Earlier this year, Gamestop tried to call itself an “essential business” during the pandemic, in order to stay open as state governments ordered shutdowns. They did so while the company’s employees called it out over a lack of resources and procedures needed to operate more safely. In a September earnings call, GameStop CFO Jim Bell (who makes $US700,000 ($977,760) a year just in salary) announced the closure of 100 more stores through the end of the year.


  • Dance monkey dance. If as an employee you participate in this you deserve all the poor treatment you get. People who who along with this crap just encourage the heads to keep doing it.

    • Indeed.

      I had an ex who worked at both Gamestop in America and then also EB when she moved here. The ‘voluntary’ unpaid hours she said was much worse in her experience at Gamestop, but there was definitely the expectation of it here still.

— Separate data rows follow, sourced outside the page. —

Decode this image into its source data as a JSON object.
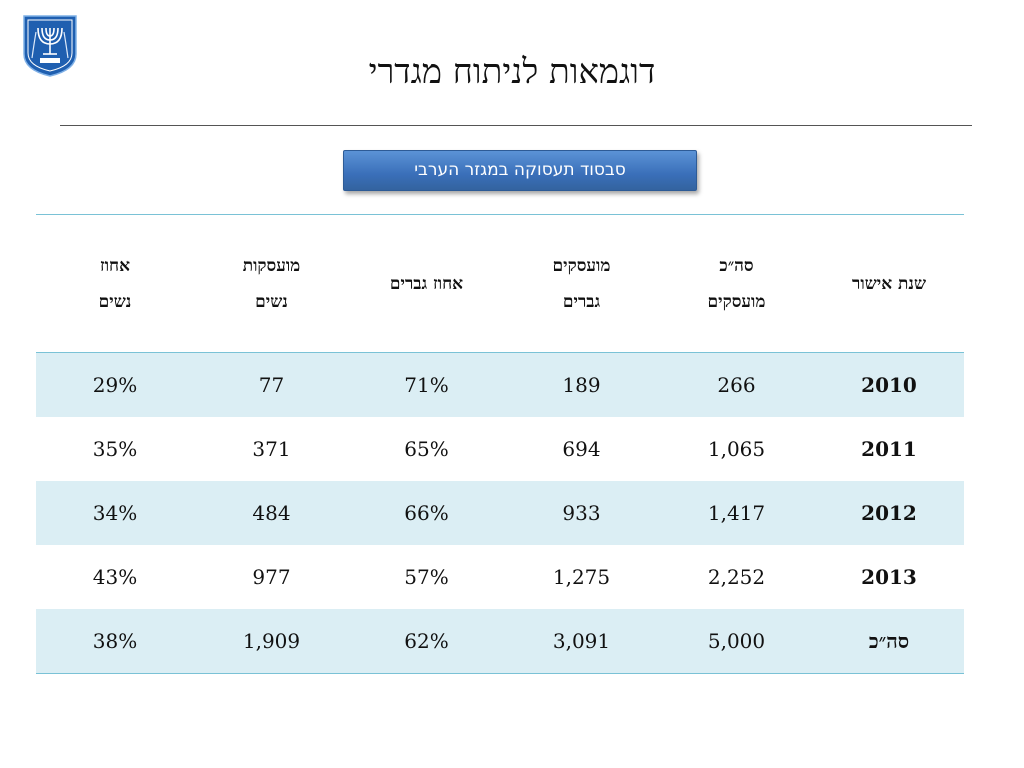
{
  "title": "דוגמאות לניתוח מגדרי",
  "subtitle": "סבסוד תעסוקה במגזר הערבי",
  "colors": {
    "emblem_blue": "#1f5fb0",
    "button_blue": "#3a6fb9",
    "row_shade": "#dbeef4",
    "rule_teal": "#7ac2d6"
  },
  "table": {
    "headers": {
      "year": "שנת אישור",
      "total_line1": "סה״כ",
      "total_line2": "מועסקים",
      "men_line1": "מועסקים",
      "men_line2": "גברים",
      "men_pct": "אחוז גברים",
      "women_line1": "מועסקות",
      "women_line2": "נשים",
      "women_pct_line1": "אחוז",
      "women_pct_line2": "נשים"
    },
    "rows": [
      {
        "year": "2010",
        "total": "266",
        "men": "189",
        "men_pct": "71%",
        "women": "77",
        "women_pct": "29%"
      },
      {
        "year": "2011",
        "total": "1,065",
        "men": "694",
        "men_pct": "65%",
        "women": "371",
        "women_pct": "35%"
      },
      {
        "year": "2012",
        "total": "1,417",
        "men": "933",
        "men_pct": "66%",
        "women": "484",
        "women_pct": "34%"
      },
      {
        "year": "2013",
        "total": "2,252",
        "men": "1,275",
        "men_pct": "57%",
        "women": "977",
        "women_pct": "43%"
      },
      {
        "year": "סה״כ",
        "total": "5,000",
        "men": "3,091",
        "men_pct": "62%",
        "women": "1,909",
        "women_pct": "38%"
      }
    ]
  }
}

      I also knew a guy who was a manager of an EB here too, he eventually quit and moved onto a better job largely because he didn’t consider shit like midnight launches, or work to be done before major releases or holidays should be seen as ‘voluntary’ and go unpaid… Go figure. Was always getting in trouble for going over his stores allotted hours because of it, and I think the only reason he lasted as long as he did before quitting was that the store’s location was fairly isolated so a manager from another store couldn’t just rock up to take over if they canned him.

  • If there’s all this wage theft (“volunteer hours”) going on, why hasn’t there been a big expose like with 7-11 or Calombaris’s restaurants? Sounds like there should be.

    • If I remember rightly Mark Serrels was investigating EB doing it a few years back. I feel like it might have been taken to the ACCC? Either way, I cannot for the life of me remember what the outcome of the investigation was.

      • Also, because honestly, videogame industry. Noone seems to take it seriously on any level, from development where it’s a legitimate industry that sorely needs funding (after all, it’s the most profitable industry in the world?), all the way down to sales in stores?